Performance & drive
What it’s like to drive, and how quiet it is
Engine, 0-60mph and gearbox
There are two electric motors to choose from for the Skoda Enyaq – the one in the ‘60’ version has 177bhp and the one in the ‘80’ version packs 201bhp. The difference in acceleration isn’t dramatic, though, partly because the latter has to lug around a heavier battery pack.
In short, both versions of the Enyaq feel nippy enough and can hit 60mph from a standstill in around 8.5 seconds – faster than many petrol and diesel alternatives in this price bracket. Performance is also near-enough identical to the closely related Volkswagen ID.4, although the more expensive Ford Mustang Mach-E, Polestar 2 and Tesla Model 3 offer much faster acceleration if that’s your priority.
The ‘80’ version has a clear edge when it comes to range, though, and can officially manage up to 333 miles on a full change. Mind you, even the ‘60’ version claims a very respectable 256 miles. We’ve yet to conduct our scientific range tests on either model but, as long as it isn’t too chilly outside, we would expect at least 200 miles from the ‘60’ and 250 miles from the ‘80’ in real-world driving.
Suspension and ride comfort
Because electric cars have to carry around heavy battery packs, they tend not to smother bumps as brilliantly as the best petrol and diesel alternatives. The same is true of the Skoda Enyaq, because there’s a slightly unsettled quality to the ride in urban environments.

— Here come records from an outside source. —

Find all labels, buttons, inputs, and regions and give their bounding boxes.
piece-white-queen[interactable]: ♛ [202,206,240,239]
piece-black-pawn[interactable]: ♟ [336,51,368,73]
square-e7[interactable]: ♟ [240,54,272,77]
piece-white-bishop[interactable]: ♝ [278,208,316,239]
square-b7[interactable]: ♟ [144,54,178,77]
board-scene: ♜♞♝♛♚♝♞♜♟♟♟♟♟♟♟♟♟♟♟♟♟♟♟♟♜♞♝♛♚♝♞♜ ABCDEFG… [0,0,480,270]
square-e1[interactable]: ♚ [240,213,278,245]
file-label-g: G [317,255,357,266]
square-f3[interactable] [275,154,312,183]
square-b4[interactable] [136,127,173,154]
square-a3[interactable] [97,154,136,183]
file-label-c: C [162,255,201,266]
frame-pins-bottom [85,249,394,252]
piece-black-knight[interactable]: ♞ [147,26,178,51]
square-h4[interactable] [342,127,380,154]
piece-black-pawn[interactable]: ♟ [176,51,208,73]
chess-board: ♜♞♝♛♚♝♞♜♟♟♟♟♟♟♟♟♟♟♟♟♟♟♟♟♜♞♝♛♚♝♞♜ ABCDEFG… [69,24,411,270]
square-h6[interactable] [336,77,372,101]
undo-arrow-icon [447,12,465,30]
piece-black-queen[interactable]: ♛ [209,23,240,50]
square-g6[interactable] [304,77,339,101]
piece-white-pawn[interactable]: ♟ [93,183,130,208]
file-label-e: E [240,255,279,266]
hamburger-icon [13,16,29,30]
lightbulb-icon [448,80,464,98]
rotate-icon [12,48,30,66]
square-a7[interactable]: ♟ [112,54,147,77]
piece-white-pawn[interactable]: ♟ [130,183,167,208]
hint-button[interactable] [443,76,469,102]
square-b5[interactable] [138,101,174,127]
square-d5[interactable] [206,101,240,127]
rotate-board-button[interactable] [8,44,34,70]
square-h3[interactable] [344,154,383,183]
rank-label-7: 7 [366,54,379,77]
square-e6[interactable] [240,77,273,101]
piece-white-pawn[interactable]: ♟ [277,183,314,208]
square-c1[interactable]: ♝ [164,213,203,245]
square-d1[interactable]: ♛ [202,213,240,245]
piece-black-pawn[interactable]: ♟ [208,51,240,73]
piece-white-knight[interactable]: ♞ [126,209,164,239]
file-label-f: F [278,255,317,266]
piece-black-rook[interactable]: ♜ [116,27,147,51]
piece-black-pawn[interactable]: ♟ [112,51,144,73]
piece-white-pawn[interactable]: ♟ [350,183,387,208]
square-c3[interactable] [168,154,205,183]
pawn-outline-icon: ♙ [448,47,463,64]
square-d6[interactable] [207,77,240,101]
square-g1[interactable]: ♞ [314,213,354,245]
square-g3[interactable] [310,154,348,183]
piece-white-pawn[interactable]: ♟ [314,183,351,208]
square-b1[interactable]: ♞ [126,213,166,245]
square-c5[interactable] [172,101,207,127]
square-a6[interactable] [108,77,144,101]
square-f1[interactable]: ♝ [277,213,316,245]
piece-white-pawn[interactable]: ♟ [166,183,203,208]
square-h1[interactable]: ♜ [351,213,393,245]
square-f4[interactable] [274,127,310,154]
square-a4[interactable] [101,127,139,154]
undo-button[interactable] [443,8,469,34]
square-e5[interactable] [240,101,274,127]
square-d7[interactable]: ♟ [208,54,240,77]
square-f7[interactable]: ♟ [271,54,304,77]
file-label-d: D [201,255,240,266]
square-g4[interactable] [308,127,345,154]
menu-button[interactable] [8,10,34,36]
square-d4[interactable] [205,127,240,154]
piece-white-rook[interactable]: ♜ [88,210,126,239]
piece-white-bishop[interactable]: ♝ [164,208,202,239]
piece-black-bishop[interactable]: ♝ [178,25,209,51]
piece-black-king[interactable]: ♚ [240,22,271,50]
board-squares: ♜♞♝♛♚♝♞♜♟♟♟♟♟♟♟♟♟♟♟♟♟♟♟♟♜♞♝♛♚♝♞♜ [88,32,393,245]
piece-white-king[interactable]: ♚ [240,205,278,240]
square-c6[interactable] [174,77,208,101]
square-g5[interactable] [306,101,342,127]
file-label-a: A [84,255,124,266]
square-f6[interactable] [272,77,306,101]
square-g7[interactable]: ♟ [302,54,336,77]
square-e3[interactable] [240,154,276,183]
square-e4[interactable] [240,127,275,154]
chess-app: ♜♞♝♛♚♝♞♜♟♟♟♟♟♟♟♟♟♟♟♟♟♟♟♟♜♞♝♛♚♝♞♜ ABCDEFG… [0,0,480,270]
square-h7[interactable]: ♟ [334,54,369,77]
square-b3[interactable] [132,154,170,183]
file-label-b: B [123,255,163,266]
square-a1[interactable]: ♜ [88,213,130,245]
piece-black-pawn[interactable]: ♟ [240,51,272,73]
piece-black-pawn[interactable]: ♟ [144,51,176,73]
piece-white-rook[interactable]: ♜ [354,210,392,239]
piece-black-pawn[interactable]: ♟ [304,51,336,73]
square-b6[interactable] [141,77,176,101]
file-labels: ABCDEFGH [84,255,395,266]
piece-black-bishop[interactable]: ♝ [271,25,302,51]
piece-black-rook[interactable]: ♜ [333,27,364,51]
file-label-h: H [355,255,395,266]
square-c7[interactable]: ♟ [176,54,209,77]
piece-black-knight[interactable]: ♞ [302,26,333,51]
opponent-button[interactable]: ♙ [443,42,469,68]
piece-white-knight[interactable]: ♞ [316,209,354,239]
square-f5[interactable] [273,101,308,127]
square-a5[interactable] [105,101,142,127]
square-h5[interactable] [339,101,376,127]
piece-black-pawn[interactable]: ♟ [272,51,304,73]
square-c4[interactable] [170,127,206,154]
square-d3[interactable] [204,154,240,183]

The Enyaq is much smoother on faster roads, though, and offers similar levels of comfort to the ID.4. Both cars are far more composed and less wearing than the Mustang Mach-E, which, to be blunt, has an annoyingly bouncy ride.
The Skoda Enyaq isn’t a car you’ll be waking up early on Sunday mornings to drive (at least, not unless you need to get your kids to football practice). But while it isn't especially fun or engaging, it is easy and relaxing to drive – and that’s the overwhelming priority in a large SUV.
As long as you aren't overzealous, it stays fairly upright through corners and the light but precise steering allows you to position the car with confidence. The tight turning circle is a real boon when you're parking and manoeuvring.
Noise and vibration
Like all electric cars, the Enyaq has a big advantage over petrol and diesel alternatives because there’s no combustion engine chugging away under the bonnet, but even compared to other EVs this is a peaceful companion.
There isn't much road noise and only the faint whistle of wind around the door mirrors at a steady 70mph cruise. Indeed, our only slight criticism is the ‘boom, boom, boom’ from the suspension that can be heard when you’re driving along a poorly surfaced road.
By electric car standards, the brakes behave predictably, making it easy to slow your progress without doing an impression of a learner driving.